Coerção e ameaças a clientes

“Os recepcionistas eram ‘treinados’ por ele para serem rudes e coagirem os clientes a não processarem. Como a maioria não tinha muita instrução, nunca chegava a prestar queixa, pois tinham medo ao ouvirem que ‘os advogados da clínica seriam acionados’”.

A fonte contou que, quando alguns casos eram judicializados, uma das funcionárias, que era de menor, assinava os processos a mando do proprietário, e não dava em nada.

Racismo e assédio

A ex-funcionária contou que já presenciou diversas situações de racismo e assédio sexual, este tanto contra funcionárias, quanto clientes. “Ele já chegou a dizer para uma candidata a vaga de emprego que gostou do currículo dela, mas não pensava em contratar por ser preta. E também já perseguiu uma cliente quando ela foi ao banheiro. Ele costumava dizer para as funcionárias que ‘empregada que não levava para cama, não servia para trabalhar com ele’”.

Interrogatório policial

Como foi citado no começo da matéria, o dono do hospital foi indiciado e prestou depoimento à Polícia Civil na manhã desta sexta-feira (07). O delegado responsável pelo caso, Leonam Pinheiro, explicou que esse interrogatório preliminar foi mais “genérico”, perguntando sobre coisas como a estrutura do local e o controle de medicamentos.

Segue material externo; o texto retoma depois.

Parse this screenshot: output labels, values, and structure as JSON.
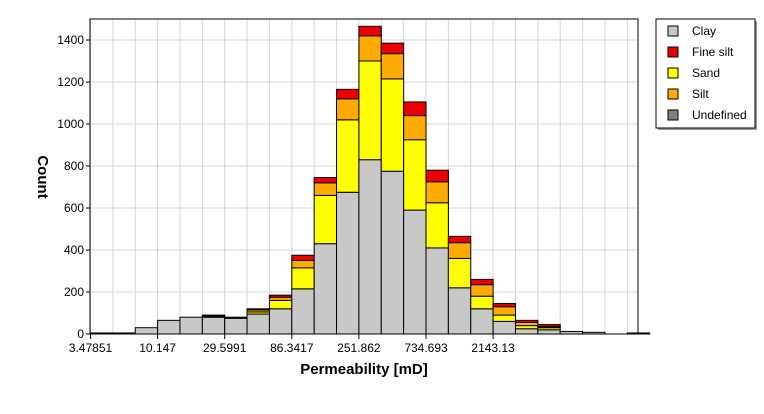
{
  "chart_data": {
    "type": "bar",
    "stacked": true,
    "x_scale": "log",
    "xlabel": "Permeability [mD]",
    "ylabel": "Count",
    "ylim": [
      0,
      1500
    ],
    "y_ticks": [
      0,
      200,
      400,
      600,
      800,
      1000,
      1200,
      1400
    ],
    "x_ticks": [
      "3.47851",
      "10.147",
      "29.5991",
      "86.3417",
      "251.862",
      "734.693",
      "2143.13"
    ],
    "grid": true,
    "legend_position": "right",
    "bins": [
      "3.48-4.6",
      "4.6-6.1",
      "6.1-8.1",
      "8.1-10.1",
      "10.1-13.4",
      "13.4-17.7",
      "17.7-23.4",
      "23.4-29.6",
      "29.6-39.1",
      "39.1-51.7",
      "51.7-68.3",
      "68.3-86.3",
      "86.3-114",
      "114-151",
      "151-199",
      "199-252",
      "252-333",
      "333-440",
      "440-581",
      "581-735",
      "735-970",
      "970-1283",
      "1283-1695",
      "1695-2143",
      "2143-2831"
    ],
    "series": [
      {
        "name": "Clay",
        "color": "#c8c8c8",
        "values": [
          5,
          5,
          30,
          65,
          80,
          80,
          75,
          95,
          120,
          215,
          430,
          675,
          830,
          775,
          590,
          410,
          220,
          120,
          60,
          25,
          20,
          12,
          8,
          0,
          5
        ]
      },
      {
        "name": "Undefined",
        "color": "#808080",
        "values": [
          0,
          0,
          0,
          0,
          0,
          0,
          0,
          0,
          0,
          0,
          0,
          0,
          0,
          0,
          0,
          0,
          0,
          0,
          0,
          0,
          0,
          0,
          0,
          0,
          0
        ]
      },
      {
        "name": "Sand",
        "color": "#ffff00",
        "values": [
          0,
          0,
          0,
          0,
          0,
          0,
          0,
          10,
          40,
          100,
          230,
          345,
          470,
          440,
          335,
          215,
          140,
          60,
          30,
          15,
          10,
          0,
          0,
          0,
          0
        ]
      },
      {
        "name": "Silt",
        "color": "#ffaa00",
        "values": [
          0,
          0,
          0,
          0,
          0,
          5,
          5,
          10,
          15,
          35,
          60,
          100,
          120,
          120,
          115,
          100,
          75,
          55,
          40,
          15,
          5,
          0,
          0,
          0,
          0
        ]
      },
      {
        "name": "Fine silt",
        "color": "#ee0000",
        "values": [
          0,
          0,
          0,
          0,
          0,
          5,
          0,
          5,
          10,
          25,
          25,
          45,
          45,
          50,
          65,
          55,
          30,
          25,
          15,
          10,
          10,
          0,
          0,
          0,
          0
        ]
      }
    ],
    "legend": [
      {
        "name": "Clay",
        "color": "#c8c8c8"
      },
      {
        "name": "Fine silt",
        "color": "#ee0000"
      },
      {
        "name": "Sand",
        "color": "#ffff00"
      },
      {
        "name": "Silt",
        "color": "#ffaa00"
      },
      {
        "name": "Undefined",
        "color": "#808080"
      }
    ]
  }
}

O suspeito será ouvido novamente nas próximas semanas. O delegado também disse que, após o primeiro Boletim de Ocorrência ser registrado, mais 12 foram feitos, narrando fatos diferentes e, depois, o proprietário vai ser interrogado por cada um deles.

Posicionamento da empresa

O portal 7Segundos entrou em contato com o hospital veterinário, que informou que os animais sempre foram bem tratados, alegando terem vídeos que comprovam isso, os quais são enviados para os tutores.

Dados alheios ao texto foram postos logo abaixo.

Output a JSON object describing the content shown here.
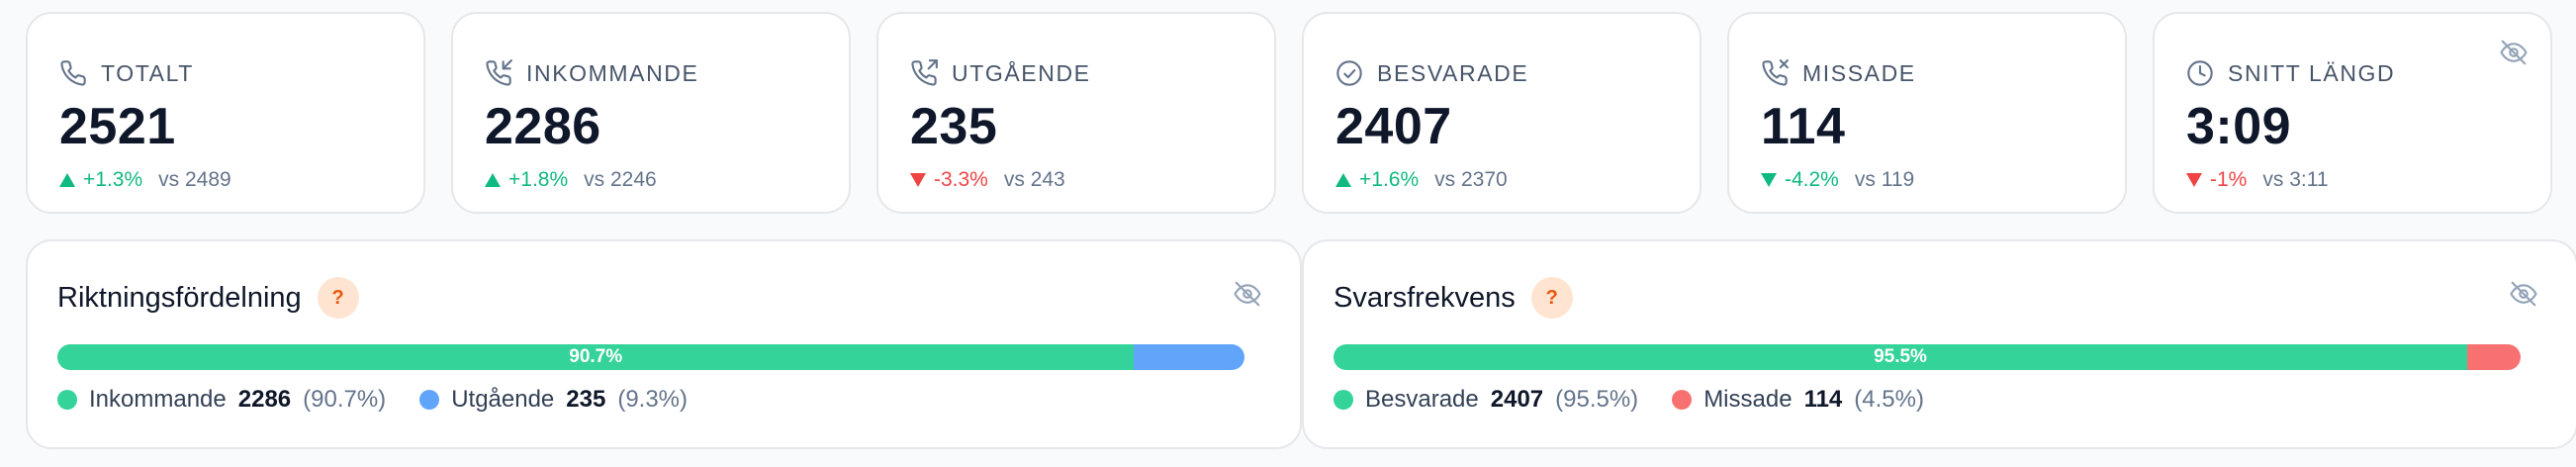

Por meio do Instagram, foi divulgada uma nota de esclarecimento, na qual a empresa lamentou a morte do cachorro Lock e repudiou “as informações veiculadas nas redes sociais desprovidas de veracidade, baseada em comentários revestidos de interesses de outros”.

“Temos uma equipe qualificada e quem nos conhece de perto sabe o quanto somos preocupados com o bem-estar de cada animal. Todas as nossas instalações são monitoradas e limpas 24 horas, de maneira que a qualquer momento e sem prévio agendamento podemos apresentá-la”.